Zurückversetzt in die Zeiten des deutschen Zollvereins von 1833/34 fühlte sich ein Gewerkschaftsmitglied auf einer internen Informationsveranstaltung „Öffnung des EG -Binnemarktes 92“, zu der die ÖTV-Bezirksverwaltung Weser -Ems und die Deutsche Postgewerkschaft eingeladen hatten. Damals wie heute, so die Mehrheit der etwa 60 Diskussions -Teilnehmer, stünden eindeutig Kapital-Interessen im Vordergrund größerer Märkte, ungesichert seien dagegen die Einflußmöglichkeiten der Gewerkschaften und unklar die Vorteile für die Arbeitnehmer. Von europäischer Euphorie war wenig zu spüren im Bremen-Saal des Hotels zur Post.

Die Referenten der Veranstaltung, Hans Peters aus Dortmund und Thomas von der Vring, SPD-Politiker aus Bremen, beide Mitglieder des Europa-Parlaments in Straßburg, warben dagegen entschieden für die Europa-Wahl im Juni dieses Jahres.

Ob man für oder gegen die EG sei, steht für die beiden Europa-Abgeordneten nicht mehr zur Debatte. Von der Vring: „Die Verträge stehen fest, wirtschaftlich profitiert die Bundesrepublik seit langem vom gesamteuropäischen Markt.“ Ziel beider Parlamentarier ist ein europäischer Sozialstaat, der „das Kapital in seine Schranken weist.“

Peters, seit 1979 in Straßburg, sieht als Lösung eine „europäische Gemeinschafts-Charta für soziale Grundrechte“, die einklagbare Rechte für Arbeitnehmer, zum Beispiel Kündigungsschutz und Streikrechte, beinhaltet und einen Dialog der Sozialpartner über Tarifordnung und Grundansprüche festschreibt.

Von der Vring sprach von Chancen eines wirtschaftlichen Aufschwungs, von Wachstumszahlen zwischen 4,5 und 7% und zusätzlichen 1,8 bis 5,7 Millionen neuen Arbeitsplätzen, wenn die Grenzen erst einmal fallen.

Diese Prognosen riefen bei den Zuhörern nur höhnisches Gelächter hervor. Der Referent ließ sich jedoch nicht beirren und prognostizierte sinkende Arbeitslosenzahlen eine richtige, „sozialdemokratische“ Ausgabenpolitik vorausgesetzt.

Bei aller Angleichung sind nationale Alleingänge noch immer möglich.
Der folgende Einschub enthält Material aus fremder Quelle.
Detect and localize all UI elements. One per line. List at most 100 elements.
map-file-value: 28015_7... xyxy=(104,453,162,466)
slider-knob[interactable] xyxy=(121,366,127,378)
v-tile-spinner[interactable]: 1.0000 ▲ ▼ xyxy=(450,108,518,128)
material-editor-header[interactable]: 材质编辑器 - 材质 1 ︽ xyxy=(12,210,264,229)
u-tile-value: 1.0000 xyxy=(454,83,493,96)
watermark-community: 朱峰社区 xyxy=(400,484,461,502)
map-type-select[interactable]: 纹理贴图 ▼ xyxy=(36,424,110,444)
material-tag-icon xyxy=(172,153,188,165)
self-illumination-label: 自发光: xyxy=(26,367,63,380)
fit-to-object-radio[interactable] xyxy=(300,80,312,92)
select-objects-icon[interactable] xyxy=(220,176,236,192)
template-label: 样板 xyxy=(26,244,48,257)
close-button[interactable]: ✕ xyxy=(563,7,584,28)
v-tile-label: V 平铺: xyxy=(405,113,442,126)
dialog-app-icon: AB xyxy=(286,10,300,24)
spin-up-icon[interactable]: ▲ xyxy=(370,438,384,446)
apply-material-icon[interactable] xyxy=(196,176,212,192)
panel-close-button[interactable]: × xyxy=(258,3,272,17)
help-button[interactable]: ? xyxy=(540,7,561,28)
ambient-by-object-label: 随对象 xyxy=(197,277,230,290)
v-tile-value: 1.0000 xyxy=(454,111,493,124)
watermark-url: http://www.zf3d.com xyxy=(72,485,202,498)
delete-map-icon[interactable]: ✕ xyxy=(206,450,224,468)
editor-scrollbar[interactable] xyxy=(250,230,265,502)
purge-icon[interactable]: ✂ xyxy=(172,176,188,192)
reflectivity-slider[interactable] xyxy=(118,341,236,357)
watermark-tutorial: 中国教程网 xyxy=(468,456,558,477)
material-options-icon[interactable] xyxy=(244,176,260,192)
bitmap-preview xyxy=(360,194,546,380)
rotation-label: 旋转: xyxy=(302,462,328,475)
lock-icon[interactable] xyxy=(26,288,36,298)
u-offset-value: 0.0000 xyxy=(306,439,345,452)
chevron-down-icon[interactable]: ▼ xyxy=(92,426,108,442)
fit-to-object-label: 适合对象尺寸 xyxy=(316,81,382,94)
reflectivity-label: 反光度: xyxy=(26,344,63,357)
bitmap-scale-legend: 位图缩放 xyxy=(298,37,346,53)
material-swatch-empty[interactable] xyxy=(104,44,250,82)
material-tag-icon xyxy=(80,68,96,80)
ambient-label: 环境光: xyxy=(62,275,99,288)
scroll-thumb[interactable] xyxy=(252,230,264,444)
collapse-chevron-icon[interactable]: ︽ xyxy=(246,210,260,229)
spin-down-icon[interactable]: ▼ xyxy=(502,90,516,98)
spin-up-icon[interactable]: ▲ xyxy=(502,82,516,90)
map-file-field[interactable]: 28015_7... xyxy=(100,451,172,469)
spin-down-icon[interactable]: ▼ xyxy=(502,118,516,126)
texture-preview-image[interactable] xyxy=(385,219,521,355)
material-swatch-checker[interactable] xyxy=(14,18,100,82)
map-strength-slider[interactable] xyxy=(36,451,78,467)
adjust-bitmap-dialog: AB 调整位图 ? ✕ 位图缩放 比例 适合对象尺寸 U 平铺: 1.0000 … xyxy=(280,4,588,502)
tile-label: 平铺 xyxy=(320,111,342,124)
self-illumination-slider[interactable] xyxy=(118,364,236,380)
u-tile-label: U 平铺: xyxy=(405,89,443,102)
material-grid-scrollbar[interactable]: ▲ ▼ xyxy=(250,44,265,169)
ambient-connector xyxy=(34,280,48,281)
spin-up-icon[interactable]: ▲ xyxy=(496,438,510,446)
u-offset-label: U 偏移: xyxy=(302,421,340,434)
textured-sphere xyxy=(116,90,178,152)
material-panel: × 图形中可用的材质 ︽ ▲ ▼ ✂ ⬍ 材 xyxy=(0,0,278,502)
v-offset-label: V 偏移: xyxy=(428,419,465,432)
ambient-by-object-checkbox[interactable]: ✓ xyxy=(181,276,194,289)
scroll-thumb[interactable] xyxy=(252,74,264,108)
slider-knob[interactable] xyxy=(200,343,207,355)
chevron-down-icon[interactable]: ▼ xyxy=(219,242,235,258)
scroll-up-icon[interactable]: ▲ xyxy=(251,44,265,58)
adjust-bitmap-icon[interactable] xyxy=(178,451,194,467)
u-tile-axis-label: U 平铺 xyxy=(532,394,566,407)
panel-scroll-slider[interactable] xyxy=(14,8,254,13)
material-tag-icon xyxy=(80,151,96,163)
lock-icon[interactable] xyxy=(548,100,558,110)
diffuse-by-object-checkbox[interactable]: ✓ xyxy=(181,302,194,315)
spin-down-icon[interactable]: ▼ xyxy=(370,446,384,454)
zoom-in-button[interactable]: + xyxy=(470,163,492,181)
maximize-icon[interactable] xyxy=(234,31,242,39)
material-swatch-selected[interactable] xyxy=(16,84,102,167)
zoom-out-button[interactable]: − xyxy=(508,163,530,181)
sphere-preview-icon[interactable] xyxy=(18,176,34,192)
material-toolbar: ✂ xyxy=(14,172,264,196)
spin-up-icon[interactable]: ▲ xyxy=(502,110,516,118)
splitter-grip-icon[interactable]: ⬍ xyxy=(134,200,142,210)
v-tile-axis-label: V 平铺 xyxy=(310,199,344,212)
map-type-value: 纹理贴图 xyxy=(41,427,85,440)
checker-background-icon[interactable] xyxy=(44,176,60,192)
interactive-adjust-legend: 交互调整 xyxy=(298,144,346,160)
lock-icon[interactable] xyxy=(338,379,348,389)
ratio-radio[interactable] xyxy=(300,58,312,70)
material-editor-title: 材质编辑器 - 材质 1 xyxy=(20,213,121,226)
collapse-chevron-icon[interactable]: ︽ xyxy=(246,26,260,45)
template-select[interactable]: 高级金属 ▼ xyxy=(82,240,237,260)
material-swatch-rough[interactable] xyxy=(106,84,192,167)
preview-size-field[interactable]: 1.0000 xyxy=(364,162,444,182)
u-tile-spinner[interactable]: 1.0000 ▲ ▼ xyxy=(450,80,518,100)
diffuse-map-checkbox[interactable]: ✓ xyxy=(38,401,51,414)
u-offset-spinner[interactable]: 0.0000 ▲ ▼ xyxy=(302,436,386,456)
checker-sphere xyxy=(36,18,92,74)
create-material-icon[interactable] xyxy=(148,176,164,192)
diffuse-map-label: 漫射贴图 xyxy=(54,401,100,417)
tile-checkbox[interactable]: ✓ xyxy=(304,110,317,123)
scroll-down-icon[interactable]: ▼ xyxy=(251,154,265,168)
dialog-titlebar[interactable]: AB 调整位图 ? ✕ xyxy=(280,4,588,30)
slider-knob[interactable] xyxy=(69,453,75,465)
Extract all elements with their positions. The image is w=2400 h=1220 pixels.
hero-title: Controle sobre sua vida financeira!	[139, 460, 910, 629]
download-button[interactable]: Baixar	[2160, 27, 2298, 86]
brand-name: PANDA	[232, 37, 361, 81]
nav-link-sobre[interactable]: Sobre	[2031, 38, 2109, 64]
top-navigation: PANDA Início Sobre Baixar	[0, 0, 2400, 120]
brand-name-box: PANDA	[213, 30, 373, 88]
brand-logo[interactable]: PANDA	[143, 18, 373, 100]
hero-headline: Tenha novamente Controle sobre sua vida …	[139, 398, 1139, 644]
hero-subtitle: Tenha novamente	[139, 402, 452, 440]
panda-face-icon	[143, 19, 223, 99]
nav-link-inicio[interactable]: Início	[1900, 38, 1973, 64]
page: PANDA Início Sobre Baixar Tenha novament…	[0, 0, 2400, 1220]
Der Parlamentarier wies auf eine Vorschrift der „Einheitlichen Akte“ hin, nach der die weitgehenden Standards und Normen beim Verbraucher-und Umweltschutz einiger Länder, zum Beispiel der Bundesrepublik und Dänemarks, nach wie vor zulässig sind. Diese Sondervorschriften werden von der EG-Kommission und vom Europäischen Gerichtshof auf versteckte Begünstigungen für nationale Produkte hin kontrolliert.

Bei allem Optimismus, ohne den nach Peters sowieso keine Gewerkschaftspolitik zu machen sei, klang bei beiden Referenten auch eine gewisse Portion Hilflosigkeit dem Konstrukt Europa gegenüber an. Von einer „Gesetzesmaschine“, die in ungeahntem Tempo Vorschriften produziere, deren Inhalte kaum zu kontrollieren oder gar zu beeinflussen seien, sprach von der Vring, und Peters wies auf die geringen Einflußmöglichkeiten des deutschen Gewerkschaftsbüros in Brüssel hin, dessen Mannschaft demnächst von 7 auf 20 aufgestockt wird.